Shame forces us into hiding. The only way out of shame is to bring it out of hiding. This step of writing down your story helps you to process with words what you are feeling. Then when you rewrite from the perspective of how it served you, that helps to rewire what was broken and create a new mindset.
BUT FOR REALZ, WHEN IS IT OK TO QUIT?
It is ok to quit when it does not align with your purpose.
To figure out our purpose we have to understand first what we know and what we tell ourselves. This is why the earlier work of understanding our mindsets and where they come from is vital. Once we have a perspective on that we can check in with our alignment.
Heatherash Amara writes in her book, Warrior Goddess Training that alignment is becoming clear on what you want, seeing what is present at the moment, and then aligning with that understanding.
Back to my realization smack-down. During the 2020 quarantine, I had verbally set a goal of wanting to be stronger for my family. My husband had (thankfully) finished building out our home gym/power rack and we all worked out daily (what else could we do?!).
One particular evening I was lifting and an old injury in my knee flared up, I lost my grip and went down lightning fast. My 16-year-old caught my bar and helped ease me into a more comfortable position and held my hand through the initial waves of pain. My worried husband grabbed a bag of frozen peas and some pain medicine. I cried tears of anger masked in agony not even able to appreciate the love and acceptance that was surrounding me.
My thoughts were engulfed with “I was just getting somewhere with this strength training!”.
I asked my son to grab my knee brace off the wall and help me up. My husband said, “You’re done for the night. Don’t even think about finishing.”
“But if I don’t finish, that’s quitting and I can’t quit now, I have just got into the groove of this new habit!”
My 16-year-old son spoke softly to me, “Mom, I thought your goal was to be strong? You can’t get strong if you push through an injury instead of letting it rest.”
That was when I realized that I was not yet aligning with my goals. I needed to quit.
My goal was to get strong. I viewed quitting at that moment as a weakness, the opposite of strength.
I needed to assess the reality of my situation, I am not weak, I am injured and I need to recuperate.
I aligned myself to my reality (due to my baby boy’s wisdom) and started to understand that in order to keep working on getting strong I need to quit and heal.
It all writes so simply but the reality was I felt a wave of emotions and a quick descent into a spiral of shame. I know we all feel these feelings, it can be applied to any scenario life throws at us, not just with working out but in relationships, money, jobs, education… on and on.

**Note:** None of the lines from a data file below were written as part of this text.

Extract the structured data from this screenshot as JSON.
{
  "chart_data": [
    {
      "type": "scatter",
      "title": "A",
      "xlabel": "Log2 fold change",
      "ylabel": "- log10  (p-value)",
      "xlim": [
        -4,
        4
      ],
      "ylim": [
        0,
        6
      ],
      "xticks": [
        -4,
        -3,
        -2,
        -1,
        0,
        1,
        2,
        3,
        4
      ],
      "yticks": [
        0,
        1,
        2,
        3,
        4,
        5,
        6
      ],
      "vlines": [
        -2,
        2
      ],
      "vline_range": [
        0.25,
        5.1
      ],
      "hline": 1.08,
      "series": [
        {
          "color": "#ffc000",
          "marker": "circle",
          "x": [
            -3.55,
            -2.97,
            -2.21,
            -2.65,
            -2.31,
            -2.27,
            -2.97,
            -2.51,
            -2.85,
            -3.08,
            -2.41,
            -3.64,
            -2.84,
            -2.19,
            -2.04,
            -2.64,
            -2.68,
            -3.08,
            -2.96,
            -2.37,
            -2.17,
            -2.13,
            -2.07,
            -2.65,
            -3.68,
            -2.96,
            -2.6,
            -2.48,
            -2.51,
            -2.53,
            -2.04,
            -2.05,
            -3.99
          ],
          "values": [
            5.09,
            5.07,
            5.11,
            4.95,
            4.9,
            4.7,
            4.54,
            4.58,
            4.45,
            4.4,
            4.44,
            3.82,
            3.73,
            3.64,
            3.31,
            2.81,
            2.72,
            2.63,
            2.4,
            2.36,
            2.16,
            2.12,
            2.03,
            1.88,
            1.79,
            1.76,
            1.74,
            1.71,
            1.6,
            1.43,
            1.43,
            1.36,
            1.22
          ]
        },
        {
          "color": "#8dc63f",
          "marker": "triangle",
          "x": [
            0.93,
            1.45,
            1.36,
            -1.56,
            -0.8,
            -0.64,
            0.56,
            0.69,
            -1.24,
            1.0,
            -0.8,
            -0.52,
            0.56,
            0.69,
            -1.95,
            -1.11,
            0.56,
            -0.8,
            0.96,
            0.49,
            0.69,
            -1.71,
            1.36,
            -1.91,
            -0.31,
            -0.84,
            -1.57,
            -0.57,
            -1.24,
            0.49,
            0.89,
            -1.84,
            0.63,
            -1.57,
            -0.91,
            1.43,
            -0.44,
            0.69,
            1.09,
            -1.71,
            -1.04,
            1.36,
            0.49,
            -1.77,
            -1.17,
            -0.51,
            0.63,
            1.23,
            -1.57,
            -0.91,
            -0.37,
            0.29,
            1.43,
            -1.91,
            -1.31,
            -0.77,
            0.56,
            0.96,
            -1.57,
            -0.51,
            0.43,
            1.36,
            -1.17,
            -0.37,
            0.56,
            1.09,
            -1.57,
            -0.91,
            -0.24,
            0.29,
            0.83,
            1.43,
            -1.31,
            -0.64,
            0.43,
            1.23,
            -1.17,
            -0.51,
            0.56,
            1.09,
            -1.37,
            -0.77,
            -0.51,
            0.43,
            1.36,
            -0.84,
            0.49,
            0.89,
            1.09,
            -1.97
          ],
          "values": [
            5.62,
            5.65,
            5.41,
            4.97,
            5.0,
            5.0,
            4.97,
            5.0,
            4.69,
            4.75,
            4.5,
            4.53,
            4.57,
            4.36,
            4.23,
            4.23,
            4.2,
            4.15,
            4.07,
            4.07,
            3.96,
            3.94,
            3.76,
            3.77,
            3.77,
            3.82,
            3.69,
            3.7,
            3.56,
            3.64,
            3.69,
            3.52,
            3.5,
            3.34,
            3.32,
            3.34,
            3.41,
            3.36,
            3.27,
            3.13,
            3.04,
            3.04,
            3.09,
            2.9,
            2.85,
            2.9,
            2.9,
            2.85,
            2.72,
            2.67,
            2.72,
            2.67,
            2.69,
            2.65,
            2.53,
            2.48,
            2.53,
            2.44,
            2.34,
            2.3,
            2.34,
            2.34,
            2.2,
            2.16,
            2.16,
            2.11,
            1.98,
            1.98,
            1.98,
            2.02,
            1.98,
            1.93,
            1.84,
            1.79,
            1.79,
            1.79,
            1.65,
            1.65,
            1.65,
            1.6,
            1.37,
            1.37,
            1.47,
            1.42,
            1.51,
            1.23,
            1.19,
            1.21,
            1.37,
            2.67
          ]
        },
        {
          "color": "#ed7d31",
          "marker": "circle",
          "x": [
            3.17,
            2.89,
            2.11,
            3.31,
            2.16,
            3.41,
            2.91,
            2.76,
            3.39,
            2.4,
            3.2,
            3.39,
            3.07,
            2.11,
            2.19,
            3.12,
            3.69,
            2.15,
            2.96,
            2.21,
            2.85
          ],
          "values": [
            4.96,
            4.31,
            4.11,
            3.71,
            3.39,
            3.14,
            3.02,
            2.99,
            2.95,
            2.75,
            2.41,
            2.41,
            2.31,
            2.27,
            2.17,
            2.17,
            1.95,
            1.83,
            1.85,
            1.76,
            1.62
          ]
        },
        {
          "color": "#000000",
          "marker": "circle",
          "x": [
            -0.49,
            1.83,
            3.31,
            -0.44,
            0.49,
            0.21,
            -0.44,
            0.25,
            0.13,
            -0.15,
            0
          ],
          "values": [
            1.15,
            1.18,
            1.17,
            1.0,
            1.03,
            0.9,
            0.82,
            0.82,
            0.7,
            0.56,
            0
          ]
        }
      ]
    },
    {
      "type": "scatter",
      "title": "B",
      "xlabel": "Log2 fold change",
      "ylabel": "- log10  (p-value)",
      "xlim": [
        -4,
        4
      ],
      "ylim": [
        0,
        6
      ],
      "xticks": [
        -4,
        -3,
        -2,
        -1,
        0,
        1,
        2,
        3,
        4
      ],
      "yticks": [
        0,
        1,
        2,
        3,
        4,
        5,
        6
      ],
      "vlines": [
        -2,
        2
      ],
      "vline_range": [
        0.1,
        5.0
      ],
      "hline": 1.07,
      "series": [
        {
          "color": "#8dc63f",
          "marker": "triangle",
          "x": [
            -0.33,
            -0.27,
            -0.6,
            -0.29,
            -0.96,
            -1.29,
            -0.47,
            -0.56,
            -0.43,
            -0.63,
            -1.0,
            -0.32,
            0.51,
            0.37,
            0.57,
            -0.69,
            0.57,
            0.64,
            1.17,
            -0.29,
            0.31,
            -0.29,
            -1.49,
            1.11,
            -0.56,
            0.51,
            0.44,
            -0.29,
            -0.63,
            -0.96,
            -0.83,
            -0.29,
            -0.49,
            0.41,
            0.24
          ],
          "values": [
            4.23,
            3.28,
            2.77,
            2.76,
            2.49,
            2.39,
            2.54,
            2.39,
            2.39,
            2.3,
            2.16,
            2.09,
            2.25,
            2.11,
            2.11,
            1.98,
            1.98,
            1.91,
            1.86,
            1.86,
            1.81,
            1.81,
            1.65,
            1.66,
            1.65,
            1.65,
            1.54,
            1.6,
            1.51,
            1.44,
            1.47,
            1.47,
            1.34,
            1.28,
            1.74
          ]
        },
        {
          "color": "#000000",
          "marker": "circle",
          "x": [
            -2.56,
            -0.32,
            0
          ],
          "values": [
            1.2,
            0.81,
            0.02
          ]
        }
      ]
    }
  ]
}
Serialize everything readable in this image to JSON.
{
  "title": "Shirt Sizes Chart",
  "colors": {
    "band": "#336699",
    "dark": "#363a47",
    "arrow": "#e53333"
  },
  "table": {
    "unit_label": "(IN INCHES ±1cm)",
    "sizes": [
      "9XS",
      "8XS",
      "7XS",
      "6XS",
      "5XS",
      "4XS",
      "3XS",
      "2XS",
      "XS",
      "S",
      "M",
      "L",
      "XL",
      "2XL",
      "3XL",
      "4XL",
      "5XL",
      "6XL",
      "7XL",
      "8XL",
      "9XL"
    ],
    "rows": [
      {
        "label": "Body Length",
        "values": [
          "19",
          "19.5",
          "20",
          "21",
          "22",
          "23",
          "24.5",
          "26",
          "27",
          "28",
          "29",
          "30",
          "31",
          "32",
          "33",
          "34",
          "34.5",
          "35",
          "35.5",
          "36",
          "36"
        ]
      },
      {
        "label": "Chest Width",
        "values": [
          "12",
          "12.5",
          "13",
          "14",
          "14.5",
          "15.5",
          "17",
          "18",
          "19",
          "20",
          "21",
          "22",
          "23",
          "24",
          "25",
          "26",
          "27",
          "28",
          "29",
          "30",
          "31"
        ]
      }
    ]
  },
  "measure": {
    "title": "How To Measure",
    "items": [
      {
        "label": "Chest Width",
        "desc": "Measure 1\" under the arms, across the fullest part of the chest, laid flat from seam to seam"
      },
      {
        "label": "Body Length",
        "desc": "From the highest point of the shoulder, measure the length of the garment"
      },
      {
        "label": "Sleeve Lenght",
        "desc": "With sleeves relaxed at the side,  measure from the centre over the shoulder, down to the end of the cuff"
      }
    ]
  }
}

The next time you are thinking about quitting go through these three checkpoints first:
THREE CHECKPOINTS
Check Your Fear - we now know that we can learn more from failure and that makes it possible to remove fear and be OK to try.
Check Your Sound - what narrative you are listening to within, if shame is involved you now have a technique to process.
Check Your Alignment - what do you want, what do you have, what do you really need.